Дмитрий Агалаков - Солдаты эры Водолея
Почему он оставил Катарину в России, думал Остберг, не взял домой? Она осталась из-за Вадима. Но, едва увидев Арсеньева, она уже вряд ли принадлежала ему, родному отцу! Это тоже было частью их общей тайны, судьбы, противиться которой не имело смысла. Все шло своим чередом!
Вновь, отстраняя дочь, три птицы вспыхнули в его воображении. Они уже летели над городами — все так же, ни разу не взмахнув крылом, все той же одной линией. Но что же это за птицы, которые не страшатся такой высоты, облаков, которые они пронзают легко и свободно, словно назло природе?
А под птицами сверкали реки и тянулись желтеющие поля…
Катарина, Катарина, с горечью думал Константин Остберг. Однажды она осталась одна — тогда, давно, в Византии. Это он так неосмотрительно оставил ее! Остался защищать крепость Вару, а ее отправил за море — в Никомедию. Взяв Константинополь, крестоносцы с каждым месяцем захватывали все новые византийские крепости. Но иные греки еще не верили в свое поражение и продолжали сражаться. И он, Константин Борей, был одним из них. Под страхом смерти он запретил открывать ворота своей крепости! Сам, с мечом в руках, как в пору расцвета, вышел на крепостную стену, куда уже лезли крестоносцы Бонифация Монферратского. Он наступал на трупы своих людей, потому что они были повсюду. Его меч опрокинул одного франка, распоров ему шею; другому выпустил потроха; рассек лицо третьему. Но галльская банда уже перевалила через стену. И топор дикого франка врезался ему в ребра, ломая и выворачивая их. Он упал. Последнее, что он, Константин Борей, помнил, это занесенное над собой копье, и лицо крестоносца — черные на фоне солнца. В эти же дни, обогнув венецианский флот, Таис подплывала на корабле с ее именем к Босфору.
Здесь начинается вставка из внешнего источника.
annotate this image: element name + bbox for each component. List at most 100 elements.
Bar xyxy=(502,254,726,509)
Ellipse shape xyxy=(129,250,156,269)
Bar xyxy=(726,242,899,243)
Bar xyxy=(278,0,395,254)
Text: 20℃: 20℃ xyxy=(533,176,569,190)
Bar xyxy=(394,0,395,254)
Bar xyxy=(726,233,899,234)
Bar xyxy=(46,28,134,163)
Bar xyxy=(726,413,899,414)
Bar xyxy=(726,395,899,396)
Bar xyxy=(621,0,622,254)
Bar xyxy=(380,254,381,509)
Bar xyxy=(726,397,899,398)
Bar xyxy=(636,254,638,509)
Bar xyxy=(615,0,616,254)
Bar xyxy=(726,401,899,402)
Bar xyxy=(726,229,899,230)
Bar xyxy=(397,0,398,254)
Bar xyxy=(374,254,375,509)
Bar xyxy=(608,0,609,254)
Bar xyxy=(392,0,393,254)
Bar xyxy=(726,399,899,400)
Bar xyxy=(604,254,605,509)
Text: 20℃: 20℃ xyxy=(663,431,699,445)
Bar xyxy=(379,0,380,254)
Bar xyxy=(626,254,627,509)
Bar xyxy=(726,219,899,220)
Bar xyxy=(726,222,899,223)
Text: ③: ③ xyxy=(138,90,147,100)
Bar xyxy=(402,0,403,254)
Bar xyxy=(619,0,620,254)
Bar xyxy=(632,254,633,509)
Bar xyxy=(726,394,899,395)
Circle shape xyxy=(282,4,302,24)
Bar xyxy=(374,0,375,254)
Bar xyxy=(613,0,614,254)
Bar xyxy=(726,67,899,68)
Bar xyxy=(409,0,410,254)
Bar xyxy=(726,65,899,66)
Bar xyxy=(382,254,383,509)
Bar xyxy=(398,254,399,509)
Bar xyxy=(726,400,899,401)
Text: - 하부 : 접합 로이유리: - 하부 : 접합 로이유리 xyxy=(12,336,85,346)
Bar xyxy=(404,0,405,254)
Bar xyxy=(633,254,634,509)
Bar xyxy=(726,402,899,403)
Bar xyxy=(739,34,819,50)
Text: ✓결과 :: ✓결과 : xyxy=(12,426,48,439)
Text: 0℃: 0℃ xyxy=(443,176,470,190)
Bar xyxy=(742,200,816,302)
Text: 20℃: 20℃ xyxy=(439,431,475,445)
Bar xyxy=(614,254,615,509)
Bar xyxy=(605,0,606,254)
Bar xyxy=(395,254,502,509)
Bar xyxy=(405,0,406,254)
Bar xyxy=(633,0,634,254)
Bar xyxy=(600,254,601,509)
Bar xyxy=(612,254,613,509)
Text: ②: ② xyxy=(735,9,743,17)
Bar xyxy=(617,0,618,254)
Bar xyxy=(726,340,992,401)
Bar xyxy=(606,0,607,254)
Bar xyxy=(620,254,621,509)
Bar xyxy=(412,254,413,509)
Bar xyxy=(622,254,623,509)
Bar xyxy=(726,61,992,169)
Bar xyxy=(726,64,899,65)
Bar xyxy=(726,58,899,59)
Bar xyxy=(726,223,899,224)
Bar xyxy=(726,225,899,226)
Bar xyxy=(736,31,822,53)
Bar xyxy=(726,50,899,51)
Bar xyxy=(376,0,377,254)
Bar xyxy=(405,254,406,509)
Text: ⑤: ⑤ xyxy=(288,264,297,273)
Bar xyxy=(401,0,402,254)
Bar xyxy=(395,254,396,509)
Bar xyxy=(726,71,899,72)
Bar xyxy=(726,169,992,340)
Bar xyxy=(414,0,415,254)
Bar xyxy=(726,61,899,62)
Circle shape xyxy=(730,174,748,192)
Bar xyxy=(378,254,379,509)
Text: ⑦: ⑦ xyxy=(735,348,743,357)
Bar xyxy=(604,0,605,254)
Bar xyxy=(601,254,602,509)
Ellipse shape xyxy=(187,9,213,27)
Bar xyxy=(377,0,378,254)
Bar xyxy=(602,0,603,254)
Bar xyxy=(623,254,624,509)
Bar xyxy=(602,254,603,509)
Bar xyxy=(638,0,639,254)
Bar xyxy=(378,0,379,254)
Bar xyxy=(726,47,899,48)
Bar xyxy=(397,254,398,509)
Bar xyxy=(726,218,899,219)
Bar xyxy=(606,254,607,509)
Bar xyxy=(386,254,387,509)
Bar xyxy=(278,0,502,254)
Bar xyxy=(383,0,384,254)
И хотя ему, уже Константину Остбергу, был ведом дальнейший путь девочки-гречанки, родной племянницы византийского вельможи, он знал, сколько горя ей принесло одиночество!
Но, разрывая воспоминания уже о дочери Катарине, как Остберг ни тянулся к ним, птицы неуклонно приближались, становились яснее. Они обретали четкие контуры. И тогда князь понял: это были неживые птицы. Через небо шли стальные птицы Апокалипсиса!
Константин Остберг открыл глаза, оглянулся по сторонам. Вдалеке садовник подстригал кусты, двое охранников, с кобурами под мышкой, говорили о чем-то.
Еще никто не почувствовал это, только он — нарастающий звук. Тонкий, пронзительно-звенящий, устрашающий…
Остберг поднялся с плетеного кресла — взгляд его сам тянулся в прозрачную синь над родными горами. Затем показались три точки, они становились все отчетливее, темнее.
Это и были те три птицы…
Константин Остберг быстро подошел к каменному парапету. Он не верил самому себе — не желал верить. Но точки становились все крупнее. И теперь было ясно: они приближаются сюда. Уже можно было различить крылышки — черные стрелки.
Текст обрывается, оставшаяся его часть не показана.